Réhabilitation de la collégiale St Pierre De La Cour dans le centre du Mans (72) — Aperçu
Ce projet de transformation vise à améliorer l’infrastructure, l’accessibilité et les espaces d’exposition de la galerie tout en préservant son riche patrimoine culturel.

Le projet, en trait fin, s’intègre dans le bâtiment existant, en aplat noir.

Le projet a été réalisé avec le soutien de Léo Cany, architecte du patrimoine pour la ville du Mans (72).

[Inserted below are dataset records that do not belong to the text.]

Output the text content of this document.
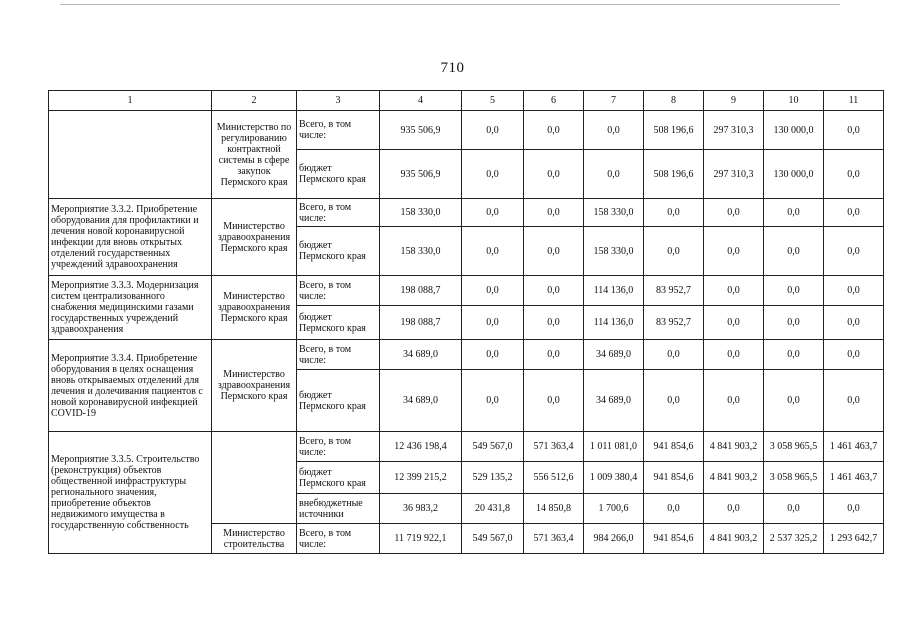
710
1	2	3	4	5	6	7	8	9	10	11
	Министерство по регулированию контрактной системы в сфере закупок Пермского края	Всего, в том числе:	935 506,9	0,0	0,0	0,0	508 196,6	297 310,3	130 000,0	0,0
		бюджет Пермского края	935 506,9	0,0	0,0	0,0	508 196,6	297 310,3	130 000,0	0,0
Мероприятие 3.3.2. Приобретение оборудования для профилактики и лечения новой коронавирусной инфекции для вновь открытых отделений государственных учреждений здравоохранения	Министерство здравоохранения Пермского края	Всего, в том числе:	158 330,0	0,0	0,0	158 330,0	0,0	0,0	0,0	0,0
		бюджет Пермского края	158 330,0	0,0	0,0	158 330,0	0,0	0,0	0,0	0,0
Мероприятие 3.3.3. Модернизация систем централизованного снабжения медицинскими газами государственных учреждений здравоохранения	Министерство здравоохранения Пермского края	Всего, в том числе:	198 088,7	0,0	0,0	114 136,0	83 952,7	0,0	0,0	0,0
		бюджет Пермского края	198 088,7	0,0	0,0	114 136,0	83 952,7	0,0	0,0	0,0
Мероприятие 3.3.4. Приобретение оборудования в целях оснащения вновь открываемых отделений для лечения и долечивания пациентов с новой коронавирусной инфекцией COVID-19	Министерство здравоохранения Пермского края	Всего, в том числе:	34 689,0	0,0	0,0	34 689,0	0,0	0,0	0,0	0,0
		бюджет Пермского края	34 689,0	0,0	0,0	34 689,0	0,0	0,0	0,0	0,0
Мероприятие 3.3.5. Строительство (реконструкция) объектов общественной инфраструктуры регионального значения, приобретение объектов недвижимого имущества в государственную собственность		Всего, в том числе:	12 436 198,4	549 567,0	571 363,4	1 011 081,0	941 854,6	4 841 903,2	3 058 965,5	1 461 463,7
		бюджет Пермского края	12 399 215,2	529 135,2	556 512,6	1 009 380,4	941 854,6	4 841 903,2	3 058 965,5	1 461 463,7
		внебюджетные источники	36 983,2	20 431,8	14 850,8	1 700,6	0,0	0,0	0,0	0,0
	Министерство строительства	Всего, в том числе:	11 719 922,1	549 567,0	571 363,4	984 266,0	941 854,6	4 841 903,2	2 537 325,2	1 293 642,7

Le centre du Mans possède deux niveaux majeurs : la ville haute qui est l’ancienne cité médiévale et aujourd’hui le cœur historique et touristique, ainsi qu’une ville basse qui est l’actuel centre-ville commercial.
La collégiale, comme la cité médiévale, possède une riche historique et architecturale très importante. Depuis le rempart construit à la fin de l’empire romain, ou celui construit par-dessus au XVe siècle, jusqu’aux dernières modifications au début du XXIe siècle, la collégiale a été construite pendant plus de 17 siècles. Cette accumulation de styles architecturaux la rend unique, mais c’est aussi un défi d’y penser un projet.
L’état-civil est déplacé dans les bâtiments adjacents où une nouvelle construction vient s’insérer, tandis que le cœur de la collégiale accueil une salle de conférence qui utilise presque toute hauteur, utilisable aussi en salle de conseil municipal puisqu’elle n’existe pas, et des salles de travail pour les étudiants de l’université du Maine. Tous ces changements se font en harmonie avec les lieux existants, au point d’en reprendre les codes, adaptés à une écriture moderne.
L’ensemble du projet, de la structure aux bardeaux de bois, est construit en bois de châtaigner très présent dans la région du Perche.


Les espaces extérieurs se renforcent dans leurs caractéristiques. Ainsi, les jardins au pied du rempart deviennent encore plus végétalisés et forment une façade verte le long de l’avenue, tout en mettant en valeur les hauteurs de la collégiale, le rempart romain et le nouvel état-civil au-dessus.
Le projet s’inspire donc beaucoup de l’existant, mais va encore plus loin en épousant les formes déjà présentes, tout en proposant une écriture architecturale qui lui est propre.
La salle de conférence qui donne maintenant sur la charpente, est un prolongement de celle-ci, comme une seule structure en bois. Le nouvel état-civil quant à lui, possède un ascenseur avec une cage en béton car il est obligatoire pour l’accueil du public. Cet élément est la seule fondation ajoutée dans le sol et est à distance du rempart et de la collégiale pour ne pas risquer d’impacter leurs fondations. La structure en bois s’appuie donc sur cette colonne et sur les bâtiments existants grâce à des appuis ponctuels.